We Sent A Photographer To Alaska — His Pictures Reveal The Last American Frontier

We’re big fans of Baldemar Fierro’s photography. We had him shoot our trip to Vernon, CA (the inspiration for Vinci in True Detective, Season 2), we shared the story behind his favorite photo, and he even gave us advice on how to take better pictures for ourselves.

So when we got invited to go touring the far reaches of Alaska in a souped up Toyota Tundra, we let Baldemar take the gig. The images he came back with filled everyone with jealousy and showed one of the last wild places.

“The whole trip was a reminder that there’s still a frontier worth fighting for,” Baldemar said upon his return. “There’s a wilderness we need to protect.”

Being outside in Alaska was the coldest I’d ever been. My core was warm, with all the layers, but I couldn’t keep my hands (with two layers of gloves), or my feet (with two layers of wool socks and heavy boots) warm.

The only fix I found was jamming my hands deep in my pockets with pocket warmers and stuffing more pocket warmers in my boots. 


Y’know, just a bear and a beaver hanging on the street in negative temperatures. 

A group of Japanese engineers and designers were there taking a caravan of Toyotas through the outback to see how they handled. I just loved imagining what these guys were thinking arriving straight from Japan and getting hugged by someone in a bear costume.

We met an Iditarod musher — Jerry Sousa — and these are the boxes he keeps his dogs in. I love this dog staring right at the camera, afraid of nothing in the world. 


The guy is a top twenty musher and listening to him was just fascinating, because it’s something I had literally no idea about.

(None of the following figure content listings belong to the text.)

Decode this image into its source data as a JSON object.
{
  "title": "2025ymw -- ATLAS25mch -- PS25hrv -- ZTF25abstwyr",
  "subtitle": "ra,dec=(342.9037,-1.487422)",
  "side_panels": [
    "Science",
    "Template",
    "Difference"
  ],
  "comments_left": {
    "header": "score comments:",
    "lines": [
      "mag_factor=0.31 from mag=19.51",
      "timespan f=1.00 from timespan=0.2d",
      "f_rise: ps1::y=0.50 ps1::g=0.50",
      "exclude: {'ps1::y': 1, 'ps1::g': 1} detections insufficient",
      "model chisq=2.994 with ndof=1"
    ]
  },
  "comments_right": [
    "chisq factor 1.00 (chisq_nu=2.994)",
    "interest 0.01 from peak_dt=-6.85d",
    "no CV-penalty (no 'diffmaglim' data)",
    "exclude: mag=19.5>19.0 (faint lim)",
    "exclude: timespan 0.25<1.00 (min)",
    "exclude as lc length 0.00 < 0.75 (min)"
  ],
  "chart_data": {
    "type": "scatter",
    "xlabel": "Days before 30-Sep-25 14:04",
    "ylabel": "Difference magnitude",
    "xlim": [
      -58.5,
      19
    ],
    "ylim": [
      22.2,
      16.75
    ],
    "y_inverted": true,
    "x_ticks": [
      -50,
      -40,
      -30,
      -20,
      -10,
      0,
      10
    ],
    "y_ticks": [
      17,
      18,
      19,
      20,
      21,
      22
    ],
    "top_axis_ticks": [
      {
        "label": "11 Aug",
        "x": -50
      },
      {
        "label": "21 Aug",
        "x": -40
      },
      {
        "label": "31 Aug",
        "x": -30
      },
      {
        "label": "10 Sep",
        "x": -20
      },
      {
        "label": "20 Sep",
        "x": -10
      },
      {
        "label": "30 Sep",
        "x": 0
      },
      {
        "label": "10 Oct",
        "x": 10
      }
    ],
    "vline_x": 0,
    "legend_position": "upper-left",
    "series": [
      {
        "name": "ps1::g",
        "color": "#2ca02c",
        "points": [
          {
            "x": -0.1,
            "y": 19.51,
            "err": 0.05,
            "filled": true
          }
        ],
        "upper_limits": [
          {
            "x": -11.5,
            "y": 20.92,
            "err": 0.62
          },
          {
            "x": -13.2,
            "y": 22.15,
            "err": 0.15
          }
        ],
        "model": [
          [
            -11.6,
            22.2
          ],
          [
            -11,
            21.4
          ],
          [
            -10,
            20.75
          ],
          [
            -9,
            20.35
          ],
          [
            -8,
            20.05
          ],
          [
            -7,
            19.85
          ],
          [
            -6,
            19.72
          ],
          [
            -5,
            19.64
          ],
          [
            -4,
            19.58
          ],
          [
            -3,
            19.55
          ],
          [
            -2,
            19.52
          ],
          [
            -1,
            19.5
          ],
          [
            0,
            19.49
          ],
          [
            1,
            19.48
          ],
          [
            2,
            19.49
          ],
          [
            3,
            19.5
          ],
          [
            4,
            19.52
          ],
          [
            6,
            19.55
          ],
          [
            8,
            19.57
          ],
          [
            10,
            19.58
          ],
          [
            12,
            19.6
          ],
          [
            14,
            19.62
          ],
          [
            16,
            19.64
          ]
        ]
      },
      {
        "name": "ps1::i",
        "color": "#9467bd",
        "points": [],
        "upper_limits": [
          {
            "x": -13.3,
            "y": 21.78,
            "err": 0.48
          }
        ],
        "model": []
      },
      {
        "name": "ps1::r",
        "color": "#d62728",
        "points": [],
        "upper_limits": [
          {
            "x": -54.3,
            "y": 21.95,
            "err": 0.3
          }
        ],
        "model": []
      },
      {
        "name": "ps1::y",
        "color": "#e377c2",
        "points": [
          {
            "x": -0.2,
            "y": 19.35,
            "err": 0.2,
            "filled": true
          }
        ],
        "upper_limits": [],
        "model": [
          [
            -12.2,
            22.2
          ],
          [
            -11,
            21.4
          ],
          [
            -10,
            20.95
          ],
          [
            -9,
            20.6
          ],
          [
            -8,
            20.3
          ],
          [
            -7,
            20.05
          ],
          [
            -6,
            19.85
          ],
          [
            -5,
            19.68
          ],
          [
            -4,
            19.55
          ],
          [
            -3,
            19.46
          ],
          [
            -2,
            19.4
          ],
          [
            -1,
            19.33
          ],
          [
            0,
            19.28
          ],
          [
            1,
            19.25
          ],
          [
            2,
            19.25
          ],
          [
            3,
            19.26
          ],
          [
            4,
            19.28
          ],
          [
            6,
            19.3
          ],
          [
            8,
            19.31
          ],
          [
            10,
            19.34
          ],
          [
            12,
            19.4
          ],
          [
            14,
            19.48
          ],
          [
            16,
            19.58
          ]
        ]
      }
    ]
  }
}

He’s preparing dinner for the dogs here. Dealing with the cold is a constant part of in his life. He has no gloves — I had two pairs and I could hardly click the shutter on the camera. 

We moved our flight with K2 Aviation up a day because a storm was rolling in. I got to go first, as a photographer, so I figured I’d die flying right into the weather and everyone else would be fine.

The wings are so small on those planes — you feel every bit of the turbulence. 

The pilot had such a joy of flying — I could see how someone would fall in love with it. 

The flight was another thing that gives you scale and puts you in your place a little bit. It reminds you that we’re very small when it comes to the planet…


You remember that the world’s not revolving around social media. 

That we’re a part of this massive system. 


There’s still hope, there is still this wild space. 

You could imagine it being like the Wild West — people living at the edge of civilization. 

I haven’t seen anything like this from the air before — the color of the blue just caught me. 

…You could hunt and trap and… you could get away. 

This guy is going to get his plane because he landed it on a lake and it fell through the ice. So he’s retrieving it with a snowmobile. That’s what I saw over and over — people being independent and figuring it out.

We went to a local bar — everyone knew each other and they all knew the bartender. I had this idea that people go to Alaska to disappear, but everyone was so so hospitable. Straightforward, too — no ass kissing.

It gave this big town [Anchorage] a small town feel. This man in particular felt like a microcosm of the local nightlife. 

We ended up having Alaskan halibut fish and chips after a few drinks and, of course it’s fried, but you could taste how fresh it was. It was the best thing I’ve had in a long time — I got two orders.

You’re kind of on your own out there in the wild. You have to handle your sh*t. But if you can do that, you’ll also get help from friends and neighbors. I appreciated that duality: you have to manage alone, but there’s help when you really need it.